The Department of Resident Life has unveiled its proposed fee structure for the 2016-17 academic year, and not all housing rates are increasing equally.
While the rate for standard doubles in traditional halls is increasing by less than 4 percent, fees for singles and rooms with bathrooms are going up almost 7 percent.
The disparity reflects progress toward a more differentiated housing rate structure, designed to base fees on the number of room occupants and amenities such as air conditioning and bathrooms.
“It really is an implementation that started last year,” said Mike Glowacki, Resident Life’s assistant to the director. “Prior to this year, most spaces cost about the same. We got a lot of support to change the way we do things.”
The plan for the differentiated rate structure, designed in conjunction with the Residence Hall Association Senate, is to phase in fees over a five-year period, Glowacki said.
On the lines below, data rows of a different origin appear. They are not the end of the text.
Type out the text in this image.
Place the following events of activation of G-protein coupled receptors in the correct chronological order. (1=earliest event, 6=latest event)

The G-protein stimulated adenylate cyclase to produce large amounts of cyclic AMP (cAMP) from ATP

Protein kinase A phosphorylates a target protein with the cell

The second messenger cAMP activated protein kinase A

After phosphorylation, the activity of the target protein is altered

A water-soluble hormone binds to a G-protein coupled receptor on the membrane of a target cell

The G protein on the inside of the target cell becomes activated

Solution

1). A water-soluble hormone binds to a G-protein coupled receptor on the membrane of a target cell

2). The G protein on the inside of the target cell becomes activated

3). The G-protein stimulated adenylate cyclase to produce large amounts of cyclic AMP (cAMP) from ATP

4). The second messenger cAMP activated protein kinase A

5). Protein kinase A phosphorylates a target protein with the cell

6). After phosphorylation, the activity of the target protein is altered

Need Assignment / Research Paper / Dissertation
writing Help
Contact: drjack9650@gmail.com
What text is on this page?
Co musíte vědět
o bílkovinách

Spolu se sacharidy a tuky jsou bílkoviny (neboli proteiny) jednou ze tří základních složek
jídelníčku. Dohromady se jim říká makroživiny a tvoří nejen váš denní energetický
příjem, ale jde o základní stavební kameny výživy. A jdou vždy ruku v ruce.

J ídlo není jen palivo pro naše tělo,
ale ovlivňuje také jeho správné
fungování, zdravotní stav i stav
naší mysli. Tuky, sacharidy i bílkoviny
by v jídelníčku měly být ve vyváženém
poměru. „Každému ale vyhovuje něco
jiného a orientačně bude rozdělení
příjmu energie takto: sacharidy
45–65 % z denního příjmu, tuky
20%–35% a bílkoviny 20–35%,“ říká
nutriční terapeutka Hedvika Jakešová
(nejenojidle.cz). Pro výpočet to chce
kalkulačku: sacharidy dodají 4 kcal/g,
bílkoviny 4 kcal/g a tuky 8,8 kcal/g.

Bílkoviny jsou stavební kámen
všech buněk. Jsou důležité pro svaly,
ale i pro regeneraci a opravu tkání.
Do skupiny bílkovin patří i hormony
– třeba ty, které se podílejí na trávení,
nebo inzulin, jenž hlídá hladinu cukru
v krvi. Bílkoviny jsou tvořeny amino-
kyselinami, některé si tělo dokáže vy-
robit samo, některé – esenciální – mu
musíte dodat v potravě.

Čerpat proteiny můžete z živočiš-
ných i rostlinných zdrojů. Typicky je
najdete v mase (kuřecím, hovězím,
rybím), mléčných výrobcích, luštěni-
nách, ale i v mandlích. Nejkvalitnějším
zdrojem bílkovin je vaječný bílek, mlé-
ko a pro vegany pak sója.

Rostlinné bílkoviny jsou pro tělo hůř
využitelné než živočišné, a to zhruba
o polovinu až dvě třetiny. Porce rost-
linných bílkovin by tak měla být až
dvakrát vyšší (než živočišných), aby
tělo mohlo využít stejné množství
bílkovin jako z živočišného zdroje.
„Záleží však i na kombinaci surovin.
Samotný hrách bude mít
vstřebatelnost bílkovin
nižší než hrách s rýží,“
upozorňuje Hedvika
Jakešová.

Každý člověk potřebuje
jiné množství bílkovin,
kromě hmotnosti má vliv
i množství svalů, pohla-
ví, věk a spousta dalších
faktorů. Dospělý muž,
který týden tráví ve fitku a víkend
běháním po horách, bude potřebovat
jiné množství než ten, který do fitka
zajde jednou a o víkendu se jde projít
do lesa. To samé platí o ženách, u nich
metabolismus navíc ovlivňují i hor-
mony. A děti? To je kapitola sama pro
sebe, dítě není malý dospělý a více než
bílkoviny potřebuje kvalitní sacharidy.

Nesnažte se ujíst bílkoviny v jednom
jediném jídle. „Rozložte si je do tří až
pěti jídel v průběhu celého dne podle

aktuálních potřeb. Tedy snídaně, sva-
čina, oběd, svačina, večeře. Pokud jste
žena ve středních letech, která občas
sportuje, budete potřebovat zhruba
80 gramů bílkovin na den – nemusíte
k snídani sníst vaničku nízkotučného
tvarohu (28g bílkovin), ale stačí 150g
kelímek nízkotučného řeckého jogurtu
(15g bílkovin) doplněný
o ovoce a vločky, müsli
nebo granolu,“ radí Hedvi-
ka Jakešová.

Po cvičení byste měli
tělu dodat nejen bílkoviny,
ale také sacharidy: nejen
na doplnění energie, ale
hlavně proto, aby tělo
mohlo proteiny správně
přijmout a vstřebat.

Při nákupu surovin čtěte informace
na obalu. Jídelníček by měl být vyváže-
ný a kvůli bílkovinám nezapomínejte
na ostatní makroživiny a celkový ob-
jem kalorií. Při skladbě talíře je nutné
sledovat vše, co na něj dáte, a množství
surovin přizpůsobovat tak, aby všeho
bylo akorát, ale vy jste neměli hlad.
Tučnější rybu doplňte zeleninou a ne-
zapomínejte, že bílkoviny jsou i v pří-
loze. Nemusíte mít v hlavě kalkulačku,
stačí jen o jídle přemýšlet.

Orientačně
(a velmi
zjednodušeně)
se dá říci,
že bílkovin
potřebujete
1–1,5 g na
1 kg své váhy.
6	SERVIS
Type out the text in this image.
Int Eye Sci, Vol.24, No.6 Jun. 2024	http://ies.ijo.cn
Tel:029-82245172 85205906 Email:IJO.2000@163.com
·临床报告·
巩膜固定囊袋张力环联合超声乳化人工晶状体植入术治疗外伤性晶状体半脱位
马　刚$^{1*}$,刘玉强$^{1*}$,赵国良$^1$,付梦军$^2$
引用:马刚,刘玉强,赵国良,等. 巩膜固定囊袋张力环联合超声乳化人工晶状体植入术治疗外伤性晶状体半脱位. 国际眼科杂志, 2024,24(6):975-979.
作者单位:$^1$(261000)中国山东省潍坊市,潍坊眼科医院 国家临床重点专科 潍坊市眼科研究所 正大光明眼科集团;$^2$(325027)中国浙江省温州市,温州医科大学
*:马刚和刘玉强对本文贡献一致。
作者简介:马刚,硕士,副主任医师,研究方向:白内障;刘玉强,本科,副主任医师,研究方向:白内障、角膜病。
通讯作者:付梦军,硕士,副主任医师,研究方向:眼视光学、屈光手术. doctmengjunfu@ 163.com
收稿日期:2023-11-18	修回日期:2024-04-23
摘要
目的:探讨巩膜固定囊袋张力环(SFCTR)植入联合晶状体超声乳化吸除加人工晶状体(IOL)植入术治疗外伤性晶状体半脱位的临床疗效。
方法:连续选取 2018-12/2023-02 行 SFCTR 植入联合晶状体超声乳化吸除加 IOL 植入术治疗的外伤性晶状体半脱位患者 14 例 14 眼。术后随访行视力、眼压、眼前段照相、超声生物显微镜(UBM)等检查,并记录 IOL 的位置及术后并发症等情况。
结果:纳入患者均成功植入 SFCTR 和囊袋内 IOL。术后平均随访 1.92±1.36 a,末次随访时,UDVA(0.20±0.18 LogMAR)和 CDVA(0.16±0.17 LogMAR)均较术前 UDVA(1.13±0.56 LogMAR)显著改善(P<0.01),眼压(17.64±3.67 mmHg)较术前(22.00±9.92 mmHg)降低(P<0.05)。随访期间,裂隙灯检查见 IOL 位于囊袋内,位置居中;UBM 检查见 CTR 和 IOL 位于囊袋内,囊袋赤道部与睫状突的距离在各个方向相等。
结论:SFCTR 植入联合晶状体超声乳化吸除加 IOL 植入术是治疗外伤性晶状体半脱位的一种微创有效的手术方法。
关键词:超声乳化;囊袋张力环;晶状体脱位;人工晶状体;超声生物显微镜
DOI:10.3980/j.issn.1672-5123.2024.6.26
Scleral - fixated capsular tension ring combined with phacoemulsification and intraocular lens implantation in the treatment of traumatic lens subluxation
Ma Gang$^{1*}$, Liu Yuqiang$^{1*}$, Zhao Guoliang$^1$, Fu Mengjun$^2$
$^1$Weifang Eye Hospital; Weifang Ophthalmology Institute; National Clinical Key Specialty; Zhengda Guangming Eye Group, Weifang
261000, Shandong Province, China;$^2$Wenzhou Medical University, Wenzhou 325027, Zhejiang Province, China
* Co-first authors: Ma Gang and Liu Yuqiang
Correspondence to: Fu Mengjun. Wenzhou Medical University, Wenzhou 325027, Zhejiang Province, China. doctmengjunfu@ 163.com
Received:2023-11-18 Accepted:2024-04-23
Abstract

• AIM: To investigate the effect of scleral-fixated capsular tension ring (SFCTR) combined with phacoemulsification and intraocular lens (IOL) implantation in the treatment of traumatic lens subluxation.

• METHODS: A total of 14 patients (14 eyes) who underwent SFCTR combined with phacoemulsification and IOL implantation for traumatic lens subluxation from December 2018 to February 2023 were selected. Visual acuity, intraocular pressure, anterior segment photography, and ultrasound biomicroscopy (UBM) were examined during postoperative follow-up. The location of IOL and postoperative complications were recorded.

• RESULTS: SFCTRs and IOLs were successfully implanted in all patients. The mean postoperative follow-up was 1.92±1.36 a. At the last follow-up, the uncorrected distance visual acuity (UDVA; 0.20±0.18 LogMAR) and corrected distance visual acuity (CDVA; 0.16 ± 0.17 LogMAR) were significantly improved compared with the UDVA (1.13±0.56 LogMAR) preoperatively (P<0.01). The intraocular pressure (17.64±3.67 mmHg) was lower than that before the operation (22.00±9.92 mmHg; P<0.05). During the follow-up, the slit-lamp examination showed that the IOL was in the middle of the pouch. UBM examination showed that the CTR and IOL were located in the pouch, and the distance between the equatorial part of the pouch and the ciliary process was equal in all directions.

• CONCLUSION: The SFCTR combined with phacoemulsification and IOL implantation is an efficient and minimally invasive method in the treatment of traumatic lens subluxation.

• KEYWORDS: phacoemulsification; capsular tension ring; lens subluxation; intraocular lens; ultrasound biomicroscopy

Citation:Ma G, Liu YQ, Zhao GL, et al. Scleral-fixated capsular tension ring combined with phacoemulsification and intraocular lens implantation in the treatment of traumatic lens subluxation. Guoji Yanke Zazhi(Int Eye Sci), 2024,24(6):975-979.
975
After the phase-in, all fees should increase by the same percentage.
Among the highest fee increases are those for singles with individual bathrooms. Students with these rooms next year will pay 9.15 percent more than they would have paid this academic year. Meanwhile, fee changes for triples and quads without bathrooms are among the lowest increases, rising less than 3.5 percent for those without air conditioning.
Glowacki added that most of the university’s peer institutions have differentiated housing rates.
Junior criminology and criminal justice major Jason Bounds said the differentiated rates are a welcome change for students who want to choose the kind of housing they live in.
“It’s really nice being able to have that option to select where you would like to live,” Bounds said. “There’s that economics side of it, that Maryland is kind of like forcing people to pay, so definitely giving that choice is a lot better.”
However, students often don’t have complete control over housing. Junior biology major Mariah Balmaceno-Criss noted that while the structure is nice for someone forced into a flex triple or quad, students who are randomly assigned a single now face substantially higher fees.
“I know that when my friend … switched into [the Integrated Life Sciences living-learning program], he was mandated to live in a single on the ninth floor of La Plata,” Balmaceno-Criss said. “That wasn’t his choice. In those circumstances, you can’t make somebody pay more because that’s not their choice.”
The proposed fee structure has gone through the university’s review process and is now under consideration by the University System of Maryland’s Board of Regents. Glowacki said rates should be finalized in the next few months.